Does Wolfram Alpha solve this equation incorrectly?

Question

I would like to solve $\left\lvert 1+e^{ix}+e^{iy} \right\rvert=z$ as a function of $y$

For $z \in [0,3]$ this equation has real solutions $x,y$. The level sets are closed curves (if $z \neq 0,1,3$), see for example $z=2$:

the contour plot for $z=2$

However, if I let wolframalpha solve this equation

it calculates the solutions

$$y(x,z)= -i \log(-e^{ix} \pm 1-1).$$ If I enter this function in Mathematica and plot it, the Imaginary part is even for admissible values of $x,z$ non-zero. So something is wrong here.

By the implicit function theorem I should be able to solve this equation for example $z=2$ locally w.r.t. $y$ as a function of $x$. Why does this fail here?

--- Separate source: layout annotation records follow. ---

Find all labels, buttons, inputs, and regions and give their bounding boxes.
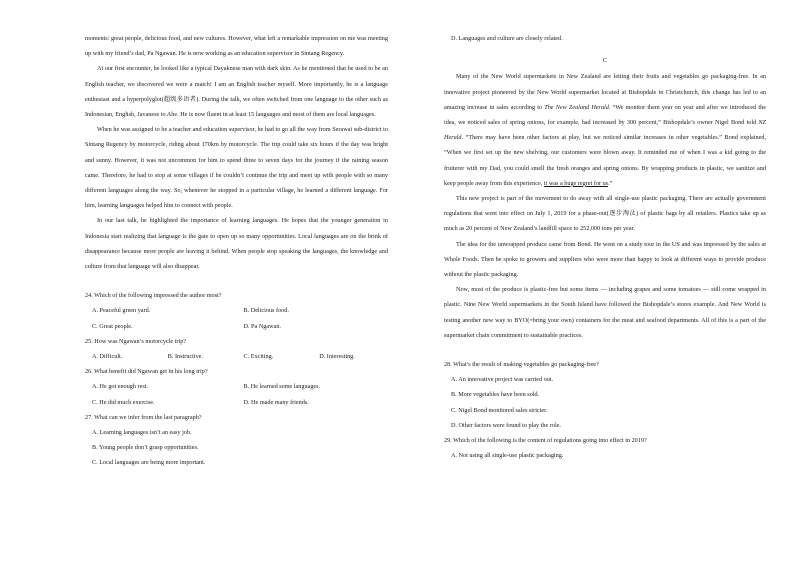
passage-paragraph: At our first encounter, he looked like a typical Dayaknese man with dark skin. As he mentioned that he used to be an English teacher, we discovered we were a match! I am an English teacher myself. More importantly, he is a language enthusiast and a hyperpolyglot(超级多语者). During the talk, we often switched from one language to the other such as Indonesian, English, Javanese to Ahe. He is now fluent in at least 15 languages and most of them are local languages. xyxy=(85,65,388,119)
option-d: D. Languages and culture are closely related. xyxy=(451,35,563,42)
newspaper-name: The New Zealand Herald xyxy=(544,103,609,111)
option-b: B. Delicious food. xyxy=(243,307,289,315)
option-b: B. Young people don’t grasp opportunities. xyxy=(92,444,199,452)
question-text: 26. What benefit did Ngawan get in his long trip? xyxy=(85,368,208,376)
option-a: A. Learning languages isn’t an easy job. xyxy=(92,429,192,437)
newspaper-name: NZ Herald xyxy=(444,119,766,142)
option-a: A. He got enough rest. xyxy=(92,383,149,391)
option-a: A. An innovative project was carried out. xyxy=(451,376,554,384)
option-a: A. Peaceful green yard. xyxy=(92,307,151,315)
left-column xyxy=(85,31,388,471)
question-text: 24. Which of the following impressed the author most? xyxy=(85,292,222,300)
question-text: 25. How was Ngawan’s motorcycle trip? xyxy=(85,337,187,345)
option-a: A. Not using all single-use plastic packaging. xyxy=(451,452,564,460)
option-c: C. Exciting. xyxy=(243,353,274,361)
question-text: 29. Which of the following is the content of regulations going into effect in 2019? xyxy=(444,437,647,445)
question-26 xyxy=(85,364,388,410)
section-label: C xyxy=(602,57,608,65)
option-a: A. Difficult. xyxy=(92,353,123,361)
right-column xyxy=(444,31,766,463)
question-27 xyxy=(85,410,388,471)
option-b: B. He learned some languages. xyxy=(243,383,321,391)
passage-paragraph: In our last talk, he highlighted the importance of learning languages. He hopes that the younger generation in Indonesia start realizing that language is the gate to open up so many opportunities. Local languages are on the brink of disappearance because more people are leaving it behind. When people stop speaking the languages, the knowledge and culture from that language will also disappear. xyxy=(85,217,388,271)
option-b: B. Instructive. xyxy=(167,353,203,361)
question-text: 27. What can we infer from the last paragraph? xyxy=(85,413,202,421)
passage-paragraph: Many of the New World supermarkets in New Zealand are letting their fruits and vegetables go packaging-free. In an innovative project pioneered by the New World supermarket located at Bishopdale in Christchurch, this change has led to an amazing increase in sales according to The New Zealand Herald. “We monitor them year on year and after we introduced the idea, we noticed sales of spring onions, for example, had increased by 300 percent,” Bishopdale’s owner Nigel Bond told NZ Herald. “There may have been other factors at play, but we noticed similar increases in other vegetables.” Bond explained, “When we first set up the new shelving, our customers were blown away. It reminded me of when I was a kid going to the fruiterer with my Dad, you could smell the fresh oranges and spring onions. By wrapping products in plastic, we sanitize and keep people away from this experience, it was a huge regret for us.” xyxy=(444,73,766,187)
question-text: 28. What’s the result of making vegetables go packaging-free? xyxy=(444,361,599,369)
passage-paragraph: This new project is part of the movement to do away with all single-use plastic packaging. There are actually government regulations that went into effect on July 1, 2019 for a phase-out(逐步淘汰) of plastic bags by all retailers. Plastics take up as much as 20 percent of New Zealand’s landfill space to 252,000 tons per year. xyxy=(444,195,766,233)
option-c: C. Nigel Bond monitored sales stricter. xyxy=(451,406,548,414)
option-d: D. He made many friends. xyxy=(243,398,309,406)
passage-paragraph: Now, most of the produce is plastic-free but some items — including grapes and some tomatoes — still come wrapped in plastic. Nine New World supermarkets in the South Island have followed the Bishopdale’s stores example. And New World is testing another new way to BYO(=bring your own) containers for the meat and seafood departments. All of this is a part of the supermarket chain commitment to sustainable practices. xyxy=(444,286,766,339)
passage-paragraph: moments: great people, delicious food, and new cultures. However, what left a remarkable impression on me was meeting up with my friend’s dad, Pa Ngawan. He is now working as an education supervisor in Sintang Regency. xyxy=(85,35,388,58)
option-c: C. Local languages are being more important. xyxy=(92,459,206,467)
option-b: B. More vegetables have been sold. xyxy=(451,391,540,399)
question-29 xyxy=(444,433,766,463)
option-d: D. Pa Ngawan. xyxy=(243,322,281,330)
option-c: C. He did much exercise. xyxy=(92,398,155,406)
question-24 xyxy=(85,288,388,334)
passage-paragraph: When he was assigned to be a teacher and education supervisor, he had to go all the way from Serawai sub-district to Sintang Regency by motorcycle, riding about 170km by motorcycle. The trip could take six hours if the day was bright and sunny. However, it was not uncommon for him to spend three to seven days for the journey if the raining season came. Therefore, he had to stop at some villages if he couldn’t continue the trip and meet up with people with so many different languages along the way. So, whenever he stopped in a particular village, he learned a different language. For him, learning languages helped him to connect with people. xyxy=(85,126,388,210)
option-d: D. Interesting. xyxy=(319,353,355,361)
option-d: D. Other factors were found to play the role. xyxy=(451,421,561,429)
question-25 xyxy=(85,334,388,364)
option-c: C. Great people. xyxy=(92,322,133,330)
underlined-phrase: it was a huge regret for us xyxy=(543,179,609,187)
passage-paragraph: The idea for the unwrapped produce came from Bond. He went on a study tour in the US and was impressed by the sales at Whole Foods. Then he spoke to growers and suppliers who were more than happy to look at different ways to provide produce without the plastic packaging. xyxy=(444,240,766,279)
question-28 xyxy=(444,357,766,433)
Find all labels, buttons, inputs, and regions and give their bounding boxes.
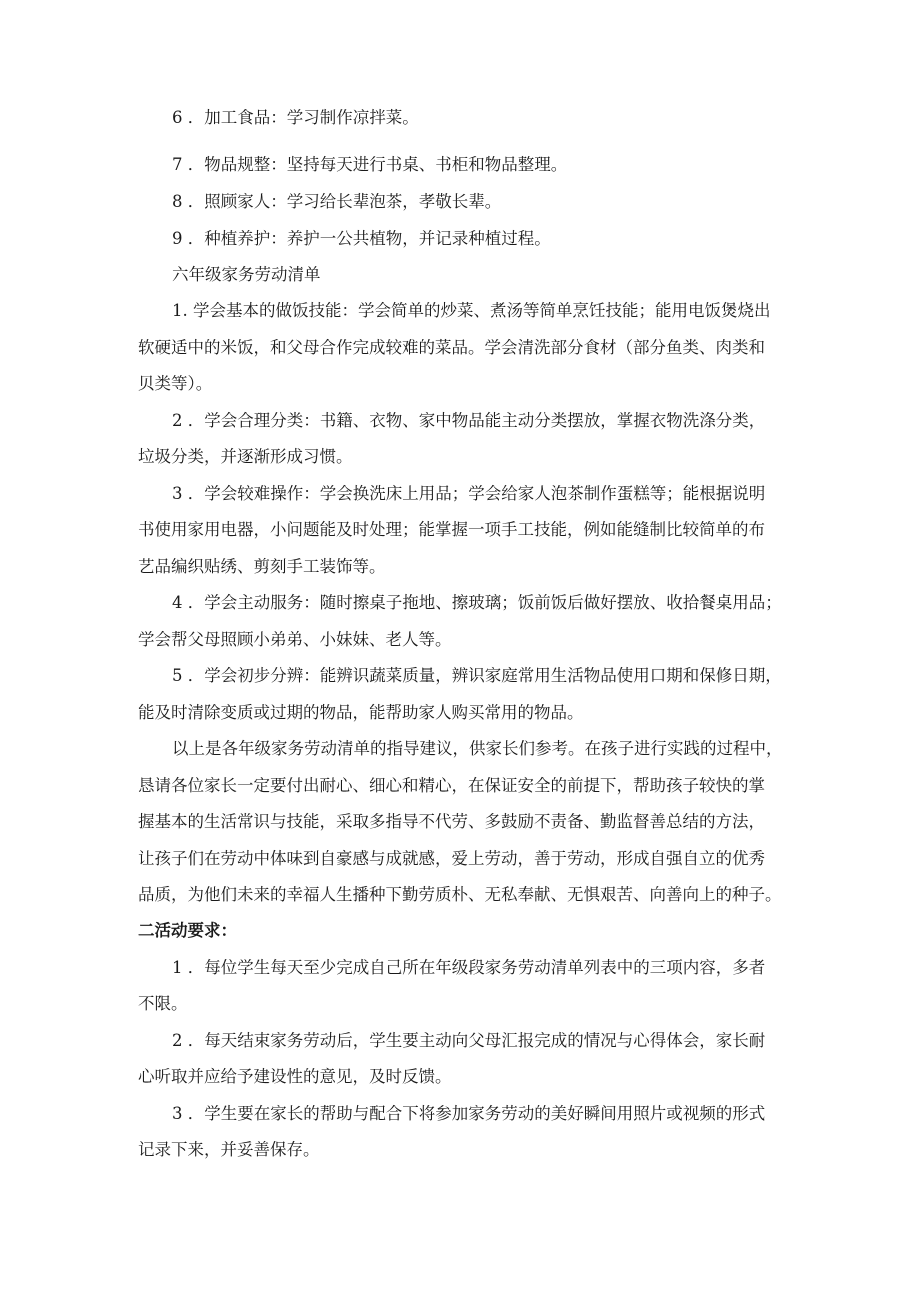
requirements-heading: 二活动要求：	[138, 921, 237, 940]
grade6-item-3-line-3: 艺品编织贴绣、剪刻手工装饰等。	[138, 557, 386, 576]
grade6-item-1-line-2: 软硬适中的米饭，和父母合作完成较难的菜品。学会清洗部分食材（部分鱼类、肉类和	[138, 338, 765, 357]
grade6-item-3-line-1: 3 ．学会较难操作：学会换洗床上用品；学会给家人泡茶制作蛋糕等；能根据说明	[172, 484, 766, 503]
summary-line-5: 品质，为他们未来的幸福人生播种下勤劳质朴、无私奉献、无惧艰苦、向善向上的种子。	[138, 885, 782, 904]
grade6-item-1-line-3: 贝类等）。	[138, 374, 213, 393]
summary-line-2: 恳请各位家长一定要付出耐心、细心和精心，在保证安全的前提下，帮助孩子较快的掌	[138, 776, 765, 795]
list-item-caring-family: 8 ．照顾家人：学习给长辈泡茶，孝敬长辈。	[172, 192, 502, 211]
summary-line-4: 让孩子们在劳动中体味到自豪感与成就感，爱上劳动，善于劳动，形成自强自立的优秀	[138, 849, 765, 868]
grade6-heading: 六年级家务劳动清单	[172, 265, 321, 284]
requirement-1-line-2: 不限。	[138, 994, 188, 1013]
list-item-food-processing: 6 ．加工食品：学习制作凉拌菜。	[172, 108, 419, 127]
grade6-item-5-line-2: 能及时清除变质或过期的物品，能帮助家人购买常用的物品。	[138, 703, 584, 722]
grade6-item-2-line-1: 2 ．学会合理分类：书籍、衣物、家中物品能主动分类摆放，掌握衣物洗涤分类，	[172, 411, 766, 430]
grade6-item-5-line-1: 5 ．学会初步分辨：能辨识蔬菜质量，辨识家庭常用生活物品使用口期和保修日期，	[172, 666, 782, 685]
grade6-item-4-line-2: 学会帮父母照顾小弟弟、小妹妹、老人等。	[138, 630, 452, 649]
summary-line-1: 以上是各年级家务劳动清单的指导建议，供家长们参考。在孩子进行实践的过程中，	[172, 739, 783, 758]
requirement-2-line-2: 心听取并应给予建设性的意见，及时反馈。	[138, 1067, 452, 1086]
requirement-1-line-1: 1 ．每位学生每天至少完成自己所在年级段家务劳动清单列表中的三项内容，多者	[172, 958, 766, 977]
requirement-3-line-2: 记录下来，并妥善保存。	[138, 1140, 320, 1159]
grade6-item-2-line-2: 垃圾分类，并逐渐形成习惯。	[138, 447, 353, 466]
grade6-item-1-line-1: 1. 学会基本的做饭技能：学会简单的炒菜、煮汤等简单烹饪技能；能用电饭煲烧出	[172, 301, 771, 320]
summary-line-3: 握基本的生活常识与技能，采取多指导不代劳、多鼓励不责备、勤监督善总结的方法，	[138, 812, 765, 831]
requirement-3-line-1: 3 ．学生要在家长的帮助与配合下将参加家务劳动的美好瞬间用照片或视频的形式	[172, 1104, 766, 1123]
requirement-2-line-1: 2 ．每天结束家务劳动后，学生要主动向父母汇报完成的情况与心得体会，家长耐	[172, 1031, 766, 1050]
list-item-tidying: 7 ．物品规整：坚持每天进行书桌、书柜和物品整理。	[172, 155, 568, 174]
list-item-planting: 9 ．种植养护：养护一公共植物，并记录种植过程。	[172, 229, 551, 248]
grade6-item-3-line-2: 书使用家用电器，小问题能及时处理；能掌握一项手工技能，例如能缝制比较简单的布	[138, 520, 765, 539]
grade6-item-4-line-1: 4 ．学会主动服务：随时擦桌子拖地、擦玻璃；饭前饭后做好摆放、收拾餐桌用品；	[172, 593, 782, 612]
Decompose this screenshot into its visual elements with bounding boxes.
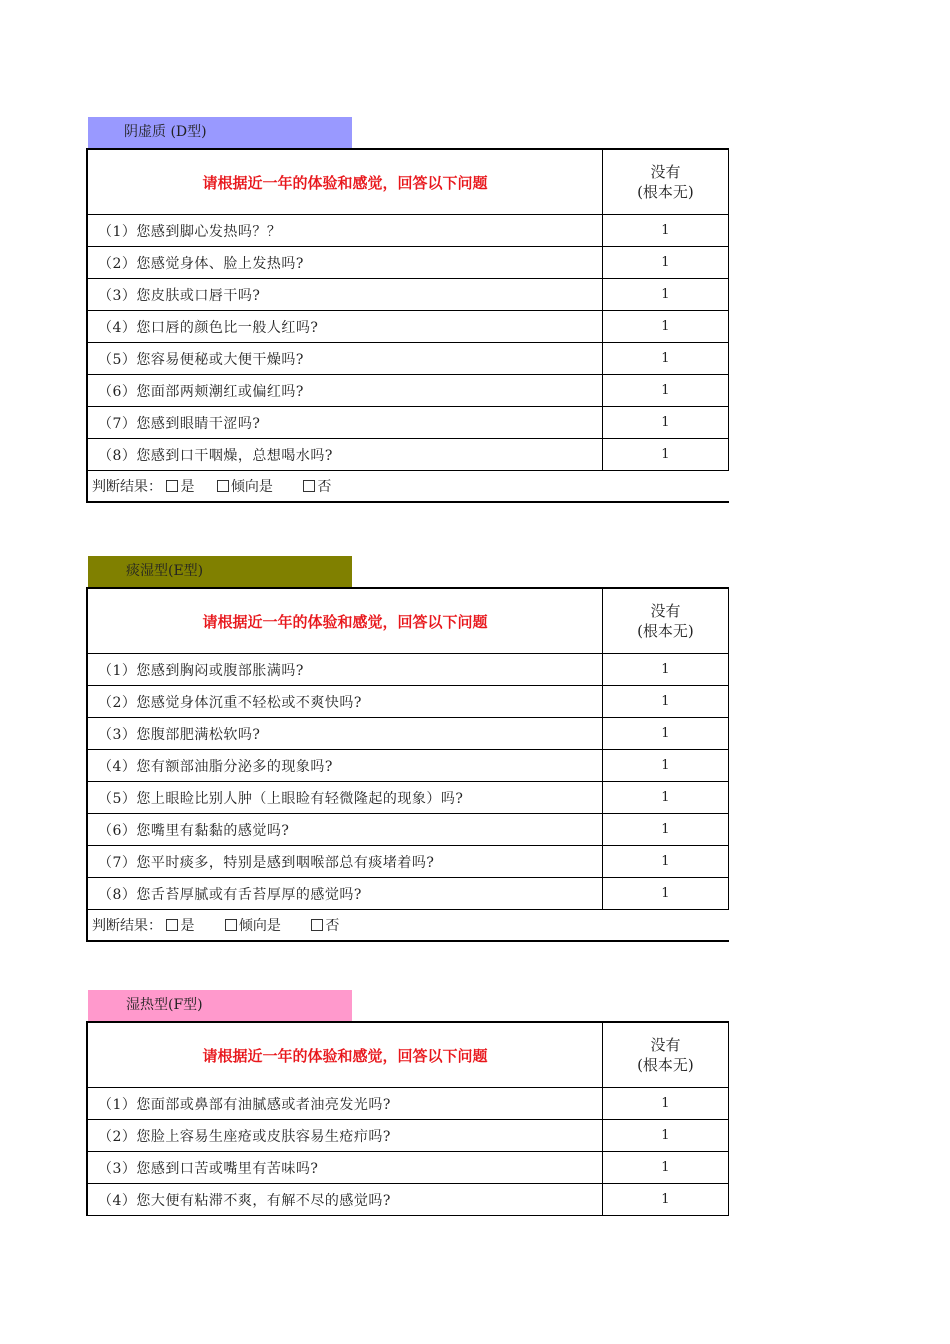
answer-value[interactable]: 1 xyxy=(602,846,728,878)
result-label: 判断结果： xyxy=(92,918,162,934)
option-lean-label: 倾向是 xyxy=(230,479,273,495)
header-value-line1: 没有 xyxy=(650,163,681,181)
table-header xyxy=(87,1022,729,1088)
answer-value[interactable]: 1 xyxy=(602,718,728,750)
checkbox-icon[interactable] xyxy=(311,919,323,931)
answer-value[interactable]: 1 xyxy=(602,814,728,846)
table-row xyxy=(87,343,729,375)
option-lean-yes[interactable] xyxy=(225,915,281,935)
table-row xyxy=(87,750,729,782)
question-text: （3）您腹部肥满松软吗? xyxy=(87,718,602,750)
question-text: （8）您舌苔厚腻或有舌苔厚厚的感觉吗? xyxy=(87,878,602,910)
question-text: （5）您上眼睑比别人肿（上眼睑有轻微隆起的现象）吗? xyxy=(87,782,602,814)
answer-value[interactable]: 1 xyxy=(602,686,728,718)
question-text: （2）您脸上容易生座疮或皮肤容易生疮疖吗? xyxy=(87,1120,602,1152)
option-yes-label: 是 xyxy=(180,479,195,495)
table-row xyxy=(87,311,729,343)
header-value xyxy=(602,149,728,215)
option-no-label: 否 xyxy=(317,479,332,495)
question-text: （7）您平时痰多，特别是感到咽喉部总有痰堵着吗? xyxy=(87,846,602,878)
table-row xyxy=(87,654,729,686)
answer-value[interactable]: 1 xyxy=(602,375,728,407)
section-tag xyxy=(88,990,352,1021)
option-no[interactable] xyxy=(303,476,331,496)
questionnaire-table xyxy=(86,1021,729,1216)
answer-value[interactable]: 1 xyxy=(602,878,728,910)
table-row xyxy=(87,1088,729,1120)
question-text: （1）您感到脚心发热吗？？ xyxy=(87,215,602,247)
header-value-line1: 没有 xyxy=(650,1036,681,1054)
answer-value[interactable]: 1 xyxy=(602,654,728,686)
table-header xyxy=(87,588,729,654)
question-text: （6）您嘴里有黏黏的感觉吗? xyxy=(87,814,602,846)
table-row xyxy=(87,718,729,750)
table-row xyxy=(87,686,729,718)
checkbox-icon[interactable] xyxy=(225,919,237,931)
option-no[interactable] xyxy=(311,915,339,935)
question-text: （3）您感到口苦或嘴里有苦味吗? xyxy=(87,1152,602,1184)
answer-value[interactable]: 1 xyxy=(602,1184,728,1216)
checkbox-icon[interactable] xyxy=(303,480,315,492)
answer-value[interactable]: 1 xyxy=(602,750,728,782)
table-row xyxy=(87,215,729,247)
header-value-line2: (根本无) xyxy=(637,1056,694,1074)
header-question: 请根据近一年的体验和感觉，回答以下问题 xyxy=(87,588,602,654)
answer-value[interactable]: 1 xyxy=(602,1152,728,1184)
option-yes[interactable] xyxy=(166,476,194,496)
option-yes[interactable] xyxy=(166,915,194,935)
header-value-line1: 没有 xyxy=(650,602,681,620)
answer-value[interactable]: 1 xyxy=(602,311,728,343)
option-lean-label: 倾向是 xyxy=(238,918,281,934)
result-row xyxy=(87,471,729,503)
checkbox-icon[interactable] xyxy=(217,480,229,492)
header-question: 请根据近一年的体验和感觉，回答以下问题 xyxy=(87,1022,602,1088)
questionnaire-table xyxy=(86,148,729,503)
answer-value[interactable]: 1 xyxy=(602,279,728,311)
result-cell xyxy=(87,910,729,942)
answer-value[interactable]: 1 xyxy=(602,215,728,247)
option-no-label: 否 xyxy=(325,918,340,934)
table-row xyxy=(87,1120,729,1152)
table-row xyxy=(87,439,729,471)
header-value xyxy=(602,588,728,654)
question-text: （4）您口唇的颜色比一般人红吗? xyxy=(87,311,602,343)
answer-value[interactable]: 1 xyxy=(602,407,728,439)
question-text: （4）您大便有粘滞不爽，有解不尽的感觉吗? xyxy=(87,1184,602,1216)
section-tag-label: 阴虚质 (D型) xyxy=(124,124,207,140)
table-row xyxy=(87,814,729,846)
header-question: 请根据近一年的体验和感觉，回答以下问题 xyxy=(87,149,602,215)
table-row xyxy=(87,846,729,878)
question-text: （3）您皮肤或口唇干吗? xyxy=(87,279,602,311)
result-row xyxy=(87,910,729,942)
answer-value[interactable]: 1 xyxy=(602,1120,728,1152)
result-cell xyxy=(87,471,729,503)
checkbox-icon[interactable] xyxy=(166,919,178,931)
answer-value[interactable]: 1 xyxy=(602,782,728,814)
section-tag xyxy=(88,556,352,587)
question-text: （2）您感觉身体、脸上发热吗? xyxy=(87,247,602,279)
section-tag-label: 湿热型(F型) xyxy=(126,997,203,1013)
header-value-line2: (根本无) xyxy=(637,622,694,640)
checkbox-icon[interactable] xyxy=(166,480,178,492)
table-row xyxy=(87,407,729,439)
question-text: （7）您感到眼睛干涩吗? xyxy=(87,407,602,439)
question-text: （4）您有额部油脂分泌多的现象吗? xyxy=(87,750,602,782)
question-text: （2）您感觉身体沉重不轻松或不爽快吗? xyxy=(87,686,602,718)
section-tag-label: 痰湿型(E型) xyxy=(126,563,204,579)
answer-value[interactable]: 1 xyxy=(602,1088,728,1120)
question-text: （1）您面部或鼻部有油腻感或者油亮发光吗? xyxy=(87,1088,602,1120)
answer-value[interactable]: 1 xyxy=(602,247,728,279)
table-row xyxy=(87,782,729,814)
section-tag xyxy=(88,117,352,148)
question-text: （1）您感到胸闷或腹部胀满吗? xyxy=(87,654,602,686)
table-row xyxy=(87,878,729,910)
table-row xyxy=(87,1184,729,1216)
table-row xyxy=(87,1152,729,1184)
header-value-line2: (根本无) xyxy=(637,183,694,201)
questionnaire-table xyxy=(86,587,729,942)
header-value xyxy=(602,1022,728,1088)
question-text: （6）您面部两颊潮红或偏红吗? xyxy=(87,375,602,407)
question-text: （8）您感到口干咽燥，总想喝水吗? xyxy=(87,439,602,471)
answer-value[interactable]: 1 xyxy=(602,343,728,375)
result-label: 判断结果： xyxy=(92,479,162,495)
question-text: （5）您容易便秘或大便干燥吗? xyxy=(87,343,602,375)
option-lean-yes[interactable] xyxy=(217,476,273,496)
table-row xyxy=(87,279,729,311)
answer-value[interactable]: 1 xyxy=(602,439,728,471)
table-row xyxy=(87,247,729,279)
table-row xyxy=(87,375,729,407)
option-yes-label: 是 xyxy=(180,918,195,934)
table-header xyxy=(87,149,729,215)
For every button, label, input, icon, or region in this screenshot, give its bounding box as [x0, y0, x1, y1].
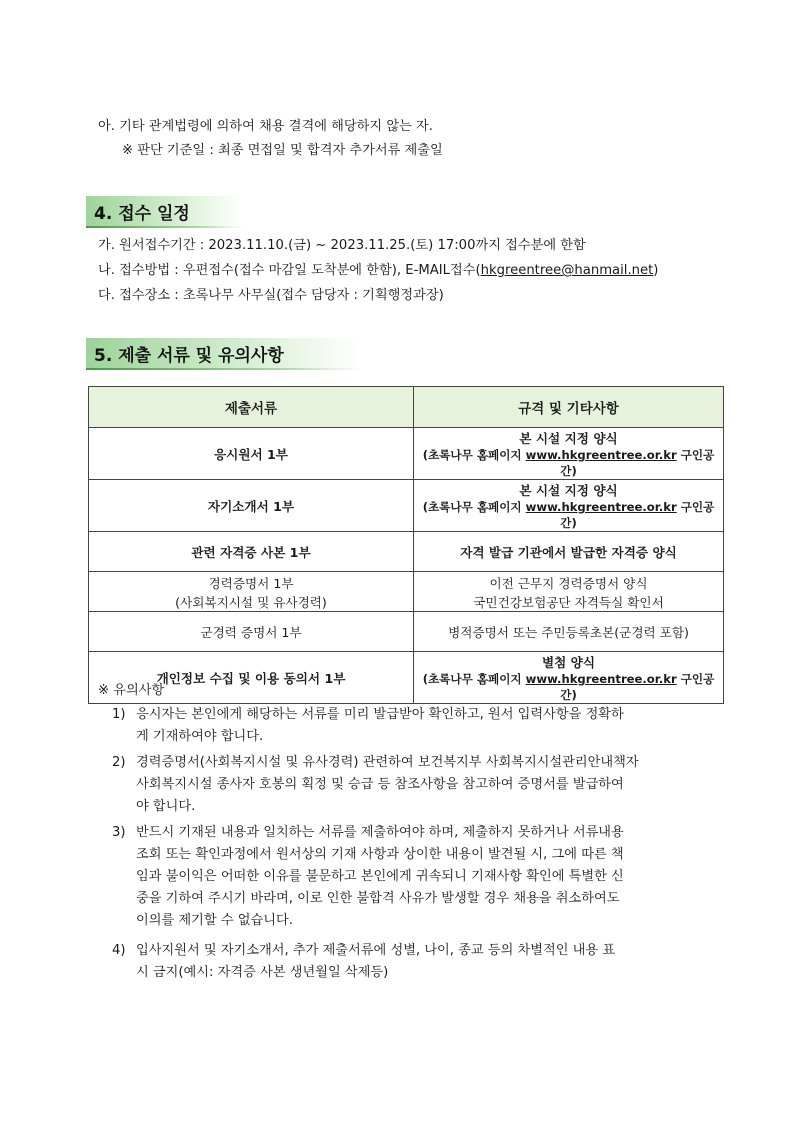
note-number: 3): [112, 825, 126, 840]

Edit: Apparently, the question boils down to the question. How do I have to interpret the solution $y(x,z)$ so that this makes sense in my context?

Answer 1

My answer does not address the issue with WA, but shows how to obtain $y$ as a function of $x$ and parameter $z$.

• Firstly, your question in $\mathbb{C}$ can be transformed into a question in $\mathbb{R^2}$.

Here is how: using $|z|^2=z \bar z$, your constraint can be made equivalent to:

$$(1+e^{ix}+e^{iy})(1+e^{-ix}+e^{-iy})=z^2$$

By expanding it and using Euler formula for $cosine$, we obtain:

$$3+2\cos(x)+2\cos(y)+2\cos(x-y)=z^2$$

i.e., an implicit equation:

$$\tag{1}\cos(x)+\cos(y)+\cos(x-y)=k \ \ \text{with} \ \ k:=\dfrac{z^2-3}{2}$$

thus with $0 \leq k \leq 3.$

I have plotted with Matlab the curves corresponding to different values of $k$ (see below).

• In a second step, from implicit equation (1), one can obtain the explicit (cartesian) form:

$$\tag{2}y=2 \tan^{-1}\left[A\left(\sin(x)\pm \sqrt{\sin(x)^2-(1+k)(k-1-2\cos(x))}\right)\right] \ \ \text{where} \ A:=\dfrac{1}{1+k}.$$

Proof of (2): Using addition formula $\cos(x-y)=\cos(x)\cos(y)+\sin(x)\sin(y)$, (1) can be written under the form

$$\tag{3}\cos(y)(1+\cos(x))+\sin(y)\sin(x)=k-\cos(x)$$

Thanks to classical formulas :

$$\tag{4} \cos(y)=\dfrac{1-t^2}{1+t^2}, \sin(y)=\dfrac{2t}{1+t^2}$$

with

$$\tag{5} t=\tan \dfrac{y}{2},$$

(3) can be transformed into a quadratic equation with variable $t$:

$$t^2(1+k)-2t \sin(x)+(k-1-2\cos(x))=0$$

whose solutions are $t=A\left(\sin(x)\pm \sqrt{\sin(x)^2-(1+k)(k-1-2\cos(x))}\right)$

($A$ has been defined by (2)). Taking (5) into account, we obtain formulas (1).

(One should consider this picture as drawn on a torus).